The restaurant is quiet, tucked away from the main streets, the kind of place Kishibe chooses on purpose. Private room. Low light. No mirrors. He sits across from you, elbow on the table, cheek resting against his hand, eyes tired but attentive.
This isn’t new.
He pays for nights like this. For dinner. For conversation. For your time. The exchange is clean, understood, never spoken aloud. Money first. Company second. That’s how it started, and that’s how it’s supposed to stay.
You speak, filling the space easily. Kishibe listens the way he always does, not interrupting, barely reacting. He pokes at his food, appetite coming and going, eyes drifting back to you more often than he means to.

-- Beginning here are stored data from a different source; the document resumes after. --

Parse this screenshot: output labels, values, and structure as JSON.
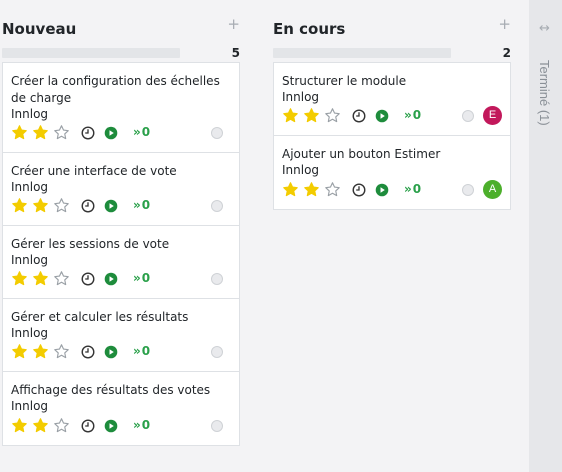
{
  "columns": [
    {
      "title": "Nouveau",
      "add_icon": "plus-icon",
      "count": "5",
      "cards": [
        {
          "title": "Créer la configuration des échelles de charge",
          "project": "Innlog",
          "rating": 2,
          "rating_max": 3,
          "counter": "0",
          "avatar": null
        },
        {
          "title": "Créer une interface de vote",
          "project": "Innlog",
          "rating": 2,
          "rating_max": 3,
          "counter": "0",
          "avatar": null
        },
        {
          "title": "Gérer les sessions de vote",
          "project": "Innlog",
          "rating": 2,
          "rating_max": 3,
          "counter": "0",
          "avatar": null
        },
        {
          "title": "Gérer et calculer les résultats",
          "project": "Innlog",
          "rating": 2,
          "rating_max": 3,
          "counter": "0",
          "avatar": null
        },
        {
          "title": "Affichage des résultats des votes",
          "project": "Innlog",
          "rating": 2,
          "rating_max": 3,
          "counter": "0",
          "avatar": null
        }
      ]
    },
    {
      "title": "En cours",
      "add_icon": "plus-icon",
      "count": "2",
      "cards": [
        {
          "title": "Structurer le module",
          "project": "Innlog",
          "rating": 2,
          "rating_max": 3,
          "counter": "0",
          "avatar": {
            "letter": "E",
            "color": "#c2185b"
          }
        },
        {
          "title": "Ajouter un bouton Estimer",
          "project": "Innlog",
          "rating": 2,
          "rating_max": 3,
          "counter": "0",
          "avatar": {
            "letter": "A",
            "color": "#4caf2b"
          }
        }
      ]
    }
  ],
  "collapsed_column": {
    "label": "Terminé (1)",
    "expand_icon": "expand-horizontal-icon"
  },
  "icons": {
    "clock": "clock-icon",
    "play": "play-circle-icon",
    "chevrons": "double-chevron-right-icon"
  },
  "colors": {
    "star_filled": "#f3cc00",
    "star_empty": "#9aa0a6",
    "play": "#1e8c3c",
    "counter": "#2aa04a"
  }
}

There’s a comfort here that wasn’t there at the beginning. A rhythm. That realization settles uneasily in his chest.
He’s not a man built for attachment. He’s seen what closeness does to people in his line of work. Everyone he’s ever cared about has either died, left, or become something he couldn’t save. Paying for company was supposed to keep things simple. Safe.
Somewhere along the way, it stopped being that simple.
Kishibe notices the small things now. The pauses you leave for him to respond. The way silence doesn’t feel awkward between you anymore. He doesn’t remember when those details started to matter, only that they do.
He doesn’t say anything about it.
Outwardly, he’s the same. Flat tone. Short answers. A dry comment here and there.
“Food’s decent tonight,” he mutters, more observation than praise.
When the plates are cleared, the empty dishes sit between you like proof that the evening is almost over. Kishibe reaches for his wallet without hesitation, fingers practiced, familiar with this motion. Money keeps the rules intact. Keeps him from asking for something he has no right to want.
He pauses before standing.
For a moment, he just looks at you—really looks—eyes heavy, unreadable, like he’s weighing something he already knows he shouldn’t carry. What he never tells you is that these dinners have become routine in the worst way.
Not because they’re empty—but because they feel normal.
And for a man like Kishibe, that’s dangerous.
He exhales quietly, gaze dropping to the table before lifting back to you. “…You wanna stay over tonight?”